The entry in Hammarskjöld’s private journal, Markings, for the weekend of November 19–20, 1955, is one of his most provocative reflections, a political primer of great depth. This is the second of four consecutive blogs that explore and interpret it. For the complete text of the entry and more detail about time and place, see the previous entry. This discussion takes up two points from the primer.

Hammarskjöld wrote:

The other’s "face" is more important than your own.

If, while pleading another’s cause, you are at the same time seeking something for yourself, you cannot hope to succeed.
(Markings, 114)

Two observations that go to the heart of political process, each with a jolt, a shock of recognition somewhere among the few words. 

"The other’s “face” is more important than your own." A severe observation, it makes one re-examine recent behavior. Has one met that mark or not? The question grinds deep. That is very like Hammarskjöld. He held himself to stringently high standards; virtually everyone knew it who worked with him, and his presence on the scene had an influence, created a field in which many people—though of course not all—instinctively wanted to act as he acted, with that kind of probity.

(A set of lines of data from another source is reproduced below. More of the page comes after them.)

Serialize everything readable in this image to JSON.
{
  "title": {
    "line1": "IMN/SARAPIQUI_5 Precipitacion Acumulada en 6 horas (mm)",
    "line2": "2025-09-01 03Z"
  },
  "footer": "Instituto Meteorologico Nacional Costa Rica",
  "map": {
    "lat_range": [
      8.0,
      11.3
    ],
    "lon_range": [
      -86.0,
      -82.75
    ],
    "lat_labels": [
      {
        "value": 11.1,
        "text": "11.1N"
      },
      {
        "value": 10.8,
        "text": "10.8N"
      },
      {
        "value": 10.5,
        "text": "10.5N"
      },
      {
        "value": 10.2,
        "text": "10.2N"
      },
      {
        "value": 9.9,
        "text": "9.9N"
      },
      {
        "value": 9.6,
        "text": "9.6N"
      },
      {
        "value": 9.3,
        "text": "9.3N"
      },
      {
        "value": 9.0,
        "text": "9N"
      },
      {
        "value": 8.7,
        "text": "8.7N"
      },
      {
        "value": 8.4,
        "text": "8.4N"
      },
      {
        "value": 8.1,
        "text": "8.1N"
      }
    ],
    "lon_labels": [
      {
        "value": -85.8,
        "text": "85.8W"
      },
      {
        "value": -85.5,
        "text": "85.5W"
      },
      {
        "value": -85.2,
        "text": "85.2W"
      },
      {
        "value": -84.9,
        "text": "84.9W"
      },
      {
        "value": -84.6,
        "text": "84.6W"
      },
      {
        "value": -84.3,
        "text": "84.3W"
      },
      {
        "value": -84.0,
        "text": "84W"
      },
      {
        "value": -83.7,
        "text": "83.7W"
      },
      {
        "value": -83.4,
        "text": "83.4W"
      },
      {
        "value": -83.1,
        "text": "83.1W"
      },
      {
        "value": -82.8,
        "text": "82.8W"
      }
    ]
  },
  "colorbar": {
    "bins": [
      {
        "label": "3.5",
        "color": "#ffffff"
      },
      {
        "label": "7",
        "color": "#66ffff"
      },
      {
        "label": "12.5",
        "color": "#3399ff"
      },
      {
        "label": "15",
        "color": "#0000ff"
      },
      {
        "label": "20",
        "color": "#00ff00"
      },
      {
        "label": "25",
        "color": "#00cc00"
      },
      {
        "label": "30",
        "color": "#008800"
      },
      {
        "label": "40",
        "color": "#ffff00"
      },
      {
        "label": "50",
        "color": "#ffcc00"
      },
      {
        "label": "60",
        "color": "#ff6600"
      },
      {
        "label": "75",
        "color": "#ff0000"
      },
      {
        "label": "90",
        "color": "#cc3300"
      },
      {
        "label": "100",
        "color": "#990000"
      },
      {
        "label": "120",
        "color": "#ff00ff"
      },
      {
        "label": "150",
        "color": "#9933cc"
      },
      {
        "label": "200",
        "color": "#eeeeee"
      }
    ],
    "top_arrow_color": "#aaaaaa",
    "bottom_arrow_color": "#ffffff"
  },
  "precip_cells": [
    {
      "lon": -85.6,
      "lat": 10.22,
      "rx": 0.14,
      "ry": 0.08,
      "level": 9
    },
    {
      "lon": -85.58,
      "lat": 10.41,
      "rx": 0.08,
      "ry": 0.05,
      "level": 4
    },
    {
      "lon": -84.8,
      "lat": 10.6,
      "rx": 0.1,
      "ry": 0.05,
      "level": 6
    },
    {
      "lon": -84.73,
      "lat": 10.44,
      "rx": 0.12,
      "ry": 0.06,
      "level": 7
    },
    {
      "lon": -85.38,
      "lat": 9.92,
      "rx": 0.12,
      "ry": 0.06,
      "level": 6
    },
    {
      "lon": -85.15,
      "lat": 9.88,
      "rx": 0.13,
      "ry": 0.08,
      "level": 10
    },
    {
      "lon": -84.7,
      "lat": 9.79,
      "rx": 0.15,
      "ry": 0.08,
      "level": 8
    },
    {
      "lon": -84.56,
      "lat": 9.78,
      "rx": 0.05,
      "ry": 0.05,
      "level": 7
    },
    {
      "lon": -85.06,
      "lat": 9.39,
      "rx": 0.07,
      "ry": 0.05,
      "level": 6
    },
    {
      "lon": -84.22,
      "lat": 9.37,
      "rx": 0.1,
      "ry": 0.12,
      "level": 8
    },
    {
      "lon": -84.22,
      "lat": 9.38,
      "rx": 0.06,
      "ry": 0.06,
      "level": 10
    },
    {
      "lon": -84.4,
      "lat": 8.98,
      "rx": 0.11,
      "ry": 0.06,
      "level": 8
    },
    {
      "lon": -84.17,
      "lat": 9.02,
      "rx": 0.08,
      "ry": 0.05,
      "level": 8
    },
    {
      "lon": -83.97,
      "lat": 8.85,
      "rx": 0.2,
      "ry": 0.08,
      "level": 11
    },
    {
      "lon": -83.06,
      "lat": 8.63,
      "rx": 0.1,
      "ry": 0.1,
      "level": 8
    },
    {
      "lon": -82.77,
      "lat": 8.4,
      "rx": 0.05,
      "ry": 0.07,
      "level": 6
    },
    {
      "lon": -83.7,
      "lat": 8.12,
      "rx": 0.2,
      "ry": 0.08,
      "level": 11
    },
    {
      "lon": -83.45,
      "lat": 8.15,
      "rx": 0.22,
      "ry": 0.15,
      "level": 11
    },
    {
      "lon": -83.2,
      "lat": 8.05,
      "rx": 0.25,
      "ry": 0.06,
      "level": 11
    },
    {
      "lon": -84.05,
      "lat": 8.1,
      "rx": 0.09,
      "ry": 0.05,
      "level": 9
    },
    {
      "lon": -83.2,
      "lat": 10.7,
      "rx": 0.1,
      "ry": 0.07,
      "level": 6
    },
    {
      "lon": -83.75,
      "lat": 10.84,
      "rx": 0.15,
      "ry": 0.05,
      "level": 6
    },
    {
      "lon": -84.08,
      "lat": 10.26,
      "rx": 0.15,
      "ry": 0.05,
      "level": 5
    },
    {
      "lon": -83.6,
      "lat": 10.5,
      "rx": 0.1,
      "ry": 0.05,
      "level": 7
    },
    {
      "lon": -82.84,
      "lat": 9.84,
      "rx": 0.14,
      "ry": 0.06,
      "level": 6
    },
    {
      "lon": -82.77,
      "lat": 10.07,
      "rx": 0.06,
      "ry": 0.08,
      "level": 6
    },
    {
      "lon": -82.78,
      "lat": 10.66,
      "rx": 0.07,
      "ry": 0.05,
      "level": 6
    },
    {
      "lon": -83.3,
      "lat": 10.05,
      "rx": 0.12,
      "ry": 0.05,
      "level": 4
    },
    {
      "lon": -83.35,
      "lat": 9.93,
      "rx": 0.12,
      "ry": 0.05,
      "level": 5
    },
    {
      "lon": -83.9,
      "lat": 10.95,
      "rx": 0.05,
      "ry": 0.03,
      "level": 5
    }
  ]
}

He had thought deeply about self-sacrifice. His observation about "face" is of a piece with that line of thought. But we readers may protest, and why not: isn’t my "face" also important? Are we to go out of our way to preserve a political adversary’s good name and sense of self-worth when he or she is, in point of fact, a miserable creature? Hammarskjöld’s perspective looks to be just that. But he writes "more important", not "unimportant." Putting the dignity of the other first and overlooking—presumably with grace, even humor—whatever personal slights or upsetting factual distortions come one’s way may well be the high road toward successful outcomes, by which he meant political solutions founded in both reality and justice. He, too, hit a wall in this regard: the relentless attacks launched against the UN effort in the Congo, 1960–61, and against him personally by the Soviet bloc. He found it necessary to defend both the UN and his own role, answering blow for blow, countering lies with facts.

Earlier in 1955, he said at a youth forum: "Fight for your team, but remember that your adversaries of today were your friends of yesterday and will have to be your friends of tomorrow" (Public Papers 2, 464–65).

Hammarskjöld was ever so wary of the influence of egotism, personal motives, pique, and vainglory in political processes among individuals representing large constituencies—in his professional world, typically entire nations. "If, while pleading another’s cause, you are at the same time seeking something for yourself, you cannot hope to succeed." The point he’s making speaks for itself. Its basis, as almost always with Hammarskjöld, is his breadth of observation, encompassing not only others but also himself viewed from inside. "The diplomat must keep himself under the strictest observation," he once wrote. Acutely aware of the possibility of mixed motives cropping up secretly, he had long since declared peaceful war against his own contradictions of that kind. He needed to know where he stood and to scour away self-serving—or at least see it for what it was, and that is the beginning of a scour.

The jolt or shock of recognition in this insight lies in how categorical it is: you cannot hope to succeed if…. Like much in Hammarskjöld, practice required—what he’s suggesting is unlikely to be second nature in most people, even those in high office, and asks for practice.